Aufgrund der hochauflösenden Texturen wäre dies aber gar nicht nötig gewesen. Technisch braucht sich 'Dragonriders' nicht vor der Konkurrenz zu verstecken, leider jedoch wurde die Welt von Pern leblos umgesetzt und kaum Liebe ins Detail gesteckt, obwohl viel mehr in der Engine steckt. Ubi Soft hat allerdings auch bereits signalisiert, dass sich besonders in diesem Bereich noch einiges tun wird. Man darf also auf Besserung hoffen. Auch das vom Titel zu erwartende Drachenreiten bleibt außen vor. Lediglich zum Wechsel der Ortschaft schwingt sich D'Kor auf den Rücken von Zenth, wobei der Spieler selber kein Einfluss auf den Flug hat, soll heißen, der Ortswechsel läuft auf Kommando und ab dann automatisch ab. Die Quests beschränken sich auf typische Botengänge bis mittelmäßige Rätsel. Weiteres Manko sind die Kämpfe, vor denen sich D'Kor jedoch fern hält, sobald er merkt, dass sein Gegenüber ihm überlegen ist, denn dann lässt er es gar nicht erst zum Kampf kommen. Somit werden Geschick und Können des Spielers gar nicht erst geprüft.
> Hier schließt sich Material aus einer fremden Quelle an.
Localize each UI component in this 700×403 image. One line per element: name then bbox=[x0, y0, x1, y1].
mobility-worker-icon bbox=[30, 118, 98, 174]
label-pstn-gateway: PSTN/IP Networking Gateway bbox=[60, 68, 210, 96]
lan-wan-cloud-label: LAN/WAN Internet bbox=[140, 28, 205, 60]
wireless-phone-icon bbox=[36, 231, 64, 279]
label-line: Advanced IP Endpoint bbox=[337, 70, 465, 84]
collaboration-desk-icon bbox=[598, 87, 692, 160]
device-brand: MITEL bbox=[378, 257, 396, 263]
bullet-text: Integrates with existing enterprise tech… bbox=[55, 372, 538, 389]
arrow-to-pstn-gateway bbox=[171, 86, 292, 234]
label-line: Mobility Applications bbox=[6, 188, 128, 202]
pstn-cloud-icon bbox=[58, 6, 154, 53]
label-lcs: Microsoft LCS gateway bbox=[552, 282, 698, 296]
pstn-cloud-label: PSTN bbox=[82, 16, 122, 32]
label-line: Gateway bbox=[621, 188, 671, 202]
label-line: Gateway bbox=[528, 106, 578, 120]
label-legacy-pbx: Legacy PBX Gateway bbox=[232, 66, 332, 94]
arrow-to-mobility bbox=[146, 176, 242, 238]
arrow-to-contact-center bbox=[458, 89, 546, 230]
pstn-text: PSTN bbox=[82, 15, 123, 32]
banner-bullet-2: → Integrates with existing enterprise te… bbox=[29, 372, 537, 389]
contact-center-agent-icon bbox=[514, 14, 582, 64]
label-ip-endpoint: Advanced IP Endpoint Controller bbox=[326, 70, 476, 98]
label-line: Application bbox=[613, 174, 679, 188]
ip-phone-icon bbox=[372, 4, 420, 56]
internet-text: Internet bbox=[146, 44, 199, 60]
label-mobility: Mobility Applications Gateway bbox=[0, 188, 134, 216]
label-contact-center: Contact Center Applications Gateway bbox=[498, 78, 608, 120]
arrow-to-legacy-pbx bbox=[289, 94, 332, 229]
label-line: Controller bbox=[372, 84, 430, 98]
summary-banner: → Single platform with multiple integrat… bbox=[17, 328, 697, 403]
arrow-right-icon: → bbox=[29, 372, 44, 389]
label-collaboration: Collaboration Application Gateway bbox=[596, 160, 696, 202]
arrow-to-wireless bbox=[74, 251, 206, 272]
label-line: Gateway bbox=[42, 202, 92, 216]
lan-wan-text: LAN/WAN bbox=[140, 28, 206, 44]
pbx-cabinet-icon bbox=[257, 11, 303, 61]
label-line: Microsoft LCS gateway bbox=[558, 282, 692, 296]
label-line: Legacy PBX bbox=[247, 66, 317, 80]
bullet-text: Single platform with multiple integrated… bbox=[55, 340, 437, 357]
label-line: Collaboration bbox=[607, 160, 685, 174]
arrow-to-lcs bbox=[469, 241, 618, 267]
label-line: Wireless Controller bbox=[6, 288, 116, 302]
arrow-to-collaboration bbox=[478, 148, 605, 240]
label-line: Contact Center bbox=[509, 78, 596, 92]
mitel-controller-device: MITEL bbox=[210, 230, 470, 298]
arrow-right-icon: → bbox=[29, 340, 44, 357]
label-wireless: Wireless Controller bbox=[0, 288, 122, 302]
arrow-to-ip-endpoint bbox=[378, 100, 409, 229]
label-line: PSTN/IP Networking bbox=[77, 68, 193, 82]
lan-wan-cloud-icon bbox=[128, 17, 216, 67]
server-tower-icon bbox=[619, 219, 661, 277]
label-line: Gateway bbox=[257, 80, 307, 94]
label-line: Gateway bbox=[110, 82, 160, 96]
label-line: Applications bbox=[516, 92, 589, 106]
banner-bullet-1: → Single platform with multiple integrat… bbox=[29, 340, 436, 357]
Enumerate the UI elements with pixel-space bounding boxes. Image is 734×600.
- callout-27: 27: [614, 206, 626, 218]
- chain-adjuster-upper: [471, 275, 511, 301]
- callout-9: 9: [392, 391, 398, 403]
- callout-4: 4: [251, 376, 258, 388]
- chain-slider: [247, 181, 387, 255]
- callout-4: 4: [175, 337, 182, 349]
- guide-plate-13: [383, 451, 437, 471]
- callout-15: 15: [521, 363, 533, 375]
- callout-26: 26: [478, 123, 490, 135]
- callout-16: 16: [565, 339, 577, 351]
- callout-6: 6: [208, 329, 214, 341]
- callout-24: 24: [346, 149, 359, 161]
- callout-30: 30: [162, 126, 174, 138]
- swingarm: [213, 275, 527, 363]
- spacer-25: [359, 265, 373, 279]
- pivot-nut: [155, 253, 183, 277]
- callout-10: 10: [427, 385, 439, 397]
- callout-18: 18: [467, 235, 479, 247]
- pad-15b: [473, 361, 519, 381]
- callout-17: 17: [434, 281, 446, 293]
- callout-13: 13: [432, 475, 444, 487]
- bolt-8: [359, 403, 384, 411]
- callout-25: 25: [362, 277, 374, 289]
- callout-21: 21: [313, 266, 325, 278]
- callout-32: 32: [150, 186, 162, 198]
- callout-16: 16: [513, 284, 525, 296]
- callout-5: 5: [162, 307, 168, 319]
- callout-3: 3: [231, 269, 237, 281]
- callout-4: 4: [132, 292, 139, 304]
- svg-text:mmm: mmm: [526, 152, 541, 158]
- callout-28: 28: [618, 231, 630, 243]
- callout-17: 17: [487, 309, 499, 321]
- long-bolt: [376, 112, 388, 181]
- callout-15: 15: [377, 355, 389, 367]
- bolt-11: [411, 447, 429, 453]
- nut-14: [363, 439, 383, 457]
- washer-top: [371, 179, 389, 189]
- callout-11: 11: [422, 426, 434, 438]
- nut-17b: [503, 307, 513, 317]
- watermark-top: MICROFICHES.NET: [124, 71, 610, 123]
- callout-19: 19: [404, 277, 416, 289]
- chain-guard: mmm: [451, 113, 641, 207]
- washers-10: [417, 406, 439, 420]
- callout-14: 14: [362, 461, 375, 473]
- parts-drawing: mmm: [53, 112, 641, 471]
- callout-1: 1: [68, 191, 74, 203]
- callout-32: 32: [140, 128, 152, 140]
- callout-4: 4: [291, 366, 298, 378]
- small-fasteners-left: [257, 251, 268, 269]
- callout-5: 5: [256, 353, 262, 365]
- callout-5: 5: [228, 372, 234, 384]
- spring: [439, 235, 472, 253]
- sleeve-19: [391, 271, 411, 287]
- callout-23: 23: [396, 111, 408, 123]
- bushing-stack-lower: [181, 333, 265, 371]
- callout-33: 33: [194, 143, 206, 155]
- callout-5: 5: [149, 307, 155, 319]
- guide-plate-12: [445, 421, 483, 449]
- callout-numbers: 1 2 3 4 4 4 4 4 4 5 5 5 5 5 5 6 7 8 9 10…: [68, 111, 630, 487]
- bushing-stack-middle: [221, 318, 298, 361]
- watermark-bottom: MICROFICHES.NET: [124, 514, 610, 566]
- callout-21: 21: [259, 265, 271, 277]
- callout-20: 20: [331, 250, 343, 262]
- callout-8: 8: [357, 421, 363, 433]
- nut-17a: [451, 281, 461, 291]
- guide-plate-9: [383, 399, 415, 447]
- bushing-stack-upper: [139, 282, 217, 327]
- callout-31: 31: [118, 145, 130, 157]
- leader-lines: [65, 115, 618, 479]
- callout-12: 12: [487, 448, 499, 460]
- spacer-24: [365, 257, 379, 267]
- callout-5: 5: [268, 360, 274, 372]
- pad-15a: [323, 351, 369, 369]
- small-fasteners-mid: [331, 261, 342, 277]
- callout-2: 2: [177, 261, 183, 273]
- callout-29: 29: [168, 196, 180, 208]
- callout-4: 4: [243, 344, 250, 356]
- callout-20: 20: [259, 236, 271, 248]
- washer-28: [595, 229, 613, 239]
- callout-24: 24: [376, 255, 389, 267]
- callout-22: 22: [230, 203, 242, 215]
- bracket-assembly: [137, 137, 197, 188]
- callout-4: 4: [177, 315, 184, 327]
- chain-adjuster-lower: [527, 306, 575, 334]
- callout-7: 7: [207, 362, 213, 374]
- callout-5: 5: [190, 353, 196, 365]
Rollenspieltypisch ist auch das Charaktersystem. D'Kor gewinnt mit der Erfüllung von Quest, durch Gespräche oder Kämpfe an Erfahrung. So wird er dann im Laufe des Spiels geschickter und stärker. Einen Multiplayermodus wird es vermutlich nicht geben. Einziger wirklich lobenswerter Aspekt ist die Soundkulisse im Spiel. Die Musikstücke klingen melodisch und passen angenehm zum Geschehen. Die Sprachausgabe und Lokalisierung war in dieser Version noch nicht ausgereift, lässt aber durch viele Optionen, wie zum Beispiel 'EAX' oder 'Direct3D Sound' einiges erwarten. Natürlich kann man aufgrund der frühen Beta noch keinen endgültigen Schlüsse ziehen und wenn sich Ubi Soft noch mächtig anstrengt, werden sicher noch Verbesserungen in den kritisierten Punkten eintreten.

 

Fazit

Gameswelt Redaktion - Portraitvon Gameswelt Redaktion
Tja, was soll man dazu sagen. Den meisten Spielen fehlt es an einer guten Story, die das Spiel beleben. Bei 'Dragonriders' ist es genau andersherum, wir haben eine wunderschöne Story, aber das Drumherum ist etwas leblos. Mein Appell an die Designer: Nehmt euch noch ein paar Monate Zeit, ändert die Kameraführung und merzt Spielspaßbremsen wie das Dialogsystem aus. Dann noch ein wenig an dem Leveldesign feilen und 'Gothic' und 'Ultima 9' bekommen ernste Konkurrenz.